Story judgement and the main character solution element

If the story judgement is bad, does that mean that the main character solution has necessarily NOT come into effect, or might a main character solve their original problem, but not like what the solution implies?

I’d like to read what other people say, but I think it’s like the Story Outcome. The Main Character solution doesn’t come into effect, so the Main Character must still struggle with his problem. His symptoms may have been treated, though.

It can be either. You can have the Main Character adopt the Solution but it didn’t prove to relieve him of his angst. And again you can have the Main Character not adopt the Solution and therefore never relieve his angst. It all depends on what you are trying to say about his/her Inequity.

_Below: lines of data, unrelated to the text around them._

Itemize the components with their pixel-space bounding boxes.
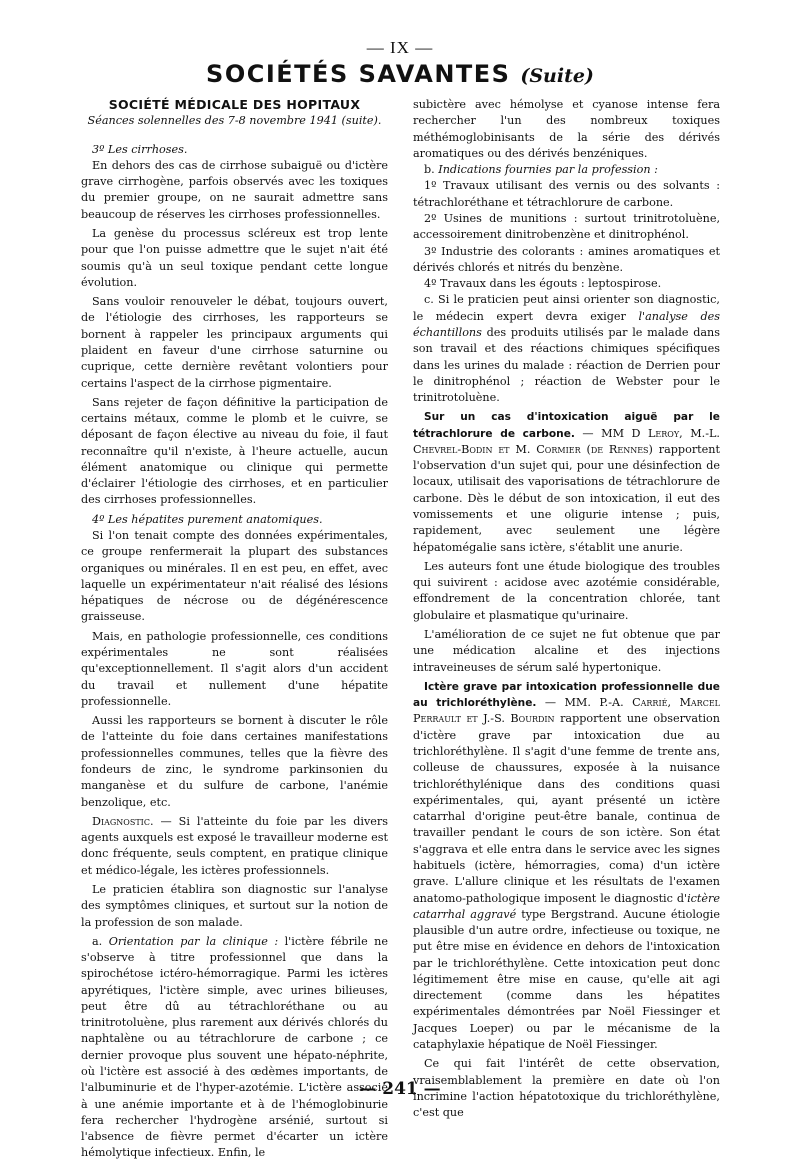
paragraph: subictère avec hémolyse et cyanose intense fera rechercher l'un des nombreux toxiques méthémoglobinisants de la série des dérivés aromatiques ou des dérivés benzéniques.	[413, 98, 720, 160]
paragraph: Aussi les rapporteurs se bornent à discuter le rôle de l'atteinte du foie dans certaines manifestations professionnelles communes, telles que la fièvre des fondeurs de zinc, le syndrome parkinsonien du manganèse et du sulfure de carbone, l'anémie benzolique, etc.	[81, 714, 388, 809]
paragraph-orientation	[81, 934, 388, 1162]
left-column	[81, 97, 388, 1162]
page-title	[0, 60, 800, 88]
page-title-suite: (Suite)	[520, 65, 594, 87]
diagnostic-label: Diagnostic.	[92, 814, 154, 828]
paragraph-text: des produits utilisés par le malade dans son travail et des réactions chimiques spécifiques dans les urines du malade : réaction de Derrien pour le dinitrophénol ; réaction de Webster pour le trinitrotoluène.	[413, 325, 720, 405]
paragraph-c	[413, 292, 720, 406]
subheading-cirrhoses: 3º Les cirrhoses.	[92, 142, 188, 156]
list-item: 3º Industrie des colorants : amines aromatiques et dérivés chlorés et nitrés du benzène.	[413, 244, 720, 274]
section-heading: SOCIÉTÉ MÉDICALE DES HOPITAUX	[108, 97, 361, 112]
paragraph-text: rapportent l'observation d'un sujet qui, pour une désinfection de locaux, utilisait des vaporisations de tétrachlorure de carbone. Dès le début de son intoxication, il eut des vomissements et une oligurie intense ; puis, rapidement, avec seulement une légère hépatomégalie sans ictère, s'établit une anurie.	[413, 442, 720, 554]
page-number: — 241 —	[359, 1079, 441, 1099]
right-column	[413, 97, 720, 1121]
article-authors: — MM D Leroy, M.-L. Chevrel-Bodin et M. Cormier (de Rennes)	[413, 426, 720, 456]
page-title-text: SOCIÉTÉS SAVANTES	[206, 60, 511, 88]
paragraph: Le praticien établira son diagnostic sur l'analyse des symptômes cliniques, et surtout sur la notion de la profession de son malade.	[81, 882, 388, 929]
session-subtitle: Séances solennelles des 7-8 novembre 1941 (suite).	[87, 114, 382, 128]
paragraph: L'amélioration de ce sujet ne fut obtenue que par une médication alcaline et des injections intraveineuses de sérum salé hypertonique.	[413, 628, 720, 674]
paragraph: Mais, en pathologie professionnelle, ces conditions expérimentales ne sont réalisées qu'exceptionnellement. Il s'agit alors d'un accident du travail et nullement d'une hépatite professionnelle.	[81, 629, 388, 708]
article-authors: — MM. P.-A. Carrié, Marcel Perrault et J.-S. Bourdin	[413, 696, 720, 726]
paragraph: En dehors des cas de cirrhose subaiguë ou d'ictère grave cirrhogène, parfois observés avec les toxiques du premier groupe, on ne saurait admettre sans beaucoup de réserves les cirrhoses professionnelles.	[81, 158, 388, 221]
paragraph: Les auteurs font une étude biologique des troubles qui suivirent : acidose avec azotémie considérable, effondrement de la concentration chlorée, tant globulaire et plasmatique qu'urinaire.	[413, 559, 720, 622]
article-trichlorethylene	[413, 679, 720, 1053]
paragraph: Sans vouloir renouveler le débat, toujours ouvert, de l'étiologie des cirrhoses, les rapporteurs se bornent à rappeler les principaux arguments qui plaident en faveur d'une cirrhose saturnine ou cuprique, cette dernière revêtant volontiers pour certains l'aspect de la cirrhose pigmentaire.	[81, 295, 388, 390]
roman-page-number: — IX —	[366, 38, 434, 57]
paragraph: La genèse du processus scléreux est trop lente pour que l'on puisse admettre que le sujet n'ait été soumis qu'à un seul toxique pendant cette longue évolution.	[81, 226, 388, 289]
paragraph-text: — Si l'atteinte du foie par les divers agents auxquels est exposé le travailleur moderne est donc fréquente, seuls comptent, en pratique clinique et médico-légale, les ictères professionnels.	[81, 814, 388, 877]
article-tetrachlorure	[413, 409, 720, 556]
emphasis: l'analyse des échantillons	[413, 309, 720, 339]
list-letter: b.	[424, 163, 439, 177]
emphasis: ictère catarrhal aggravé	[413, 891, 720, 921]
article-heading: Ictère grave par intoxication professionnelle due au trichloréthylène.	[413, 680, 720, 710]
list-item: 4º Travaux dans les égouts : leptospirose.	[424, 277, 662, 291]
paragraph-text: c. Si le praticien peut ainsi orienter son diagnostic, le médecin expert devra exiger	[413, 293, 720, 323]
paragraph: Ce qui fait l'intérêt de cette observation, vraisemblablement la première en date où l'on incrimine l'action hépatotoxique du trichloréthylène, c'est que	[413, 1057, 720, 1120]
paragraph-text: rapportent une observation d'ictère grave par intoxication due au trichloréthylène. Il s'agit d'une femme de trente ans, colleuse de chaussures, exposée à la nuisance trichloréthylénique dans des conditions quasi expérimentales, qui, ayant présenté un ictère catarrhal d'origine peut-être banale, continua de travailler pendant le cours de son ictère. Son état s'aggrava et elle entra dans le service avec les signes habituels (ictère, hémorragies, coma) d'un ictère grave. L'allure clinique et les résultats de l'examen anatomo-pathologique imposent le diagnostic d'	[413, 712, 720, 905]
article-heading: Sur un cas d'intoxication aiguë par le tétrachlorure de carbone.	[413, 411, 720, 440]
list-item: 1º Travaux utilisant des vernis ou des solvants : tétrachloréthane et tétrachlorure de carbone.	[413, 179, 720, 209]
paragraph-diagnostic	[81, 814, 388, 879]
indications-label: Indications fournies par la profession :	[438, 163, 658, 177]
list-item: 2º Usines de munitions : surtout trinitrotoluène, accessoirement dinitrobenzène et dinitrophénol.	[413, 211, 720, 242]
subheading-hepatites: 4º Les hépatites purement anatomiques.	[92, 512, 323, 526]
paragraph-text: l'ictère fébrile ne s'observe à titre professionnel que dans la spirochétose ictéro-hémorragique. Parmi les ictères apyrétiques, l'ictère simple, avec urines bilieuses, peut être dû au tétrachloréthane ou au trinitrotoluène, plus rarement aux dérivés chlorés du naphtalène ou au tétrachlorure de carbone ; ce dernier provoque plus souvent une hépato-néphrite, où l'ictère est associé à des œdèmes importants, de l'albuminurie et de l'hyper-azotémie. L'ictère associé à une anémie importante et à de l'hémoglobinurie fera rechercher l'hydrogène arsénié, surtout si l'absence de fièvre permet d'écarter un ictère hémolytique infectieux. Enfin, le	[81, 934, 388, 1160]
paragraph: Sans rejeter de façon définitive la participation de certains métaux, comme le plomb et le cuivre, se déposant de façon élective au niveau du foie, il faut reconnaître qu'il n'existe, à l'heure actuelle, aucun élément anatomique ou clinique qui permette d'éclairer l'étiologie des cirrhoses, et en particulier des cirrhoses professionnelles.	[81, 395, 388, 507]
indications-heading	[413, 162, 720, 178]
paragraph-text: type Bergstrand. Aucune étiologie plausible d'un autre ordre, infectieuse ou toxique, ne put être mise en évidence en dehors de l'intoxication par le trichloréthylène. Cette intoxication peut donc légitimement être mise en cause, qu'elle ait agi directement (comme dans les hépatites expérimentales démontrées par Noël Fiessinger et Jacques Loeper) ou par le mécanisme de la cataphylaxie hépatique de Noël Fiessinger.	[413, 907, 720, 1052]
orientation-label: Orientation par la clinique :	[108, 934, 279, 948]
paragraph: Si l'on tenait compte des données expérimentales, ce groupe renfermerait la plupart des substances organiques ou minérales. Il en est peu, en effet, avec laquelle un expérimentateur n'ait réalisé des lésions hépatiques de nécrose ou de dégénérescence graisseuse.	[81, 529, 388, 624]
list-letter: a.	[92, 934, 109, 948]
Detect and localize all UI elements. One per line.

Hamlet, Lawrence of Arabia and Unforgiven are examples of Change/Bad.

It’s not necessarily a solving of their original problem because you gotta remember the reason your story exists for the Main Character is to provide him Signposts and Journey’s to get him to relieve the problems that are rooted either within himself or between him and his environment. So I don’t think he can ever “solve” a separate problem other than the one he started out with which is tied intrinsically to the rest of the story.

Could this mean that the OS Solution might not necessarily the real solution? But what the MC or society or whoever thinks is the solution? Sort of like a phantom Solution? And after adopting it, with no relief from the original inequity, the story judgement would be Change/Bad?

A grand argument story is about an inequity. The inequity exists BETWEEN the throughlines, not in any one place – it is an imbalance and the story is about the efforts to restore balance. Sometimes balance is restored for all. Sometimes balance is only partially restored. Sometimes balance is not found at all.

The Story Outcome (Success or Failure) describes the objective evaluation of results of the effort to restore the balance.

  • Success = Objective Balance Restored
  • Failure = Objective Balance NOT Restored

The Story Judgment (Good or Bad) is the subjective evaluation of results of the effort to restore the balance.

  • Success = Subjective Balance Restored
  • Failure = Subjective Balance NOT Restored

As an audience we tend to blend the Outcome and Judgment and see them as:

  • Happy Ending (Success/Good)
  • Tragic Ending (Failure/Bad)
  • Bittersweet Ending (Success/Bad or Failure/Good)

This leads audiences to assume that Success, Failure, Good, and Bad are inextricably connected. However, there is no direct causal relationship between Outcome and Judgment, which is why we (as authors) can explore any combination of the two in a story.

This leads to the specific answers to your questions:

  • No, story judgment bad does not mean the MC solution has not come into effect because the determination of the MC solution is controlled by the MC Resolve of Change – which is independent of the Story Judgment.

  • No, if by “a main character solve their original problem” means resolve their inequity because their subjective inequity is controlled by Story Judgment, not the MC problem or MC solution.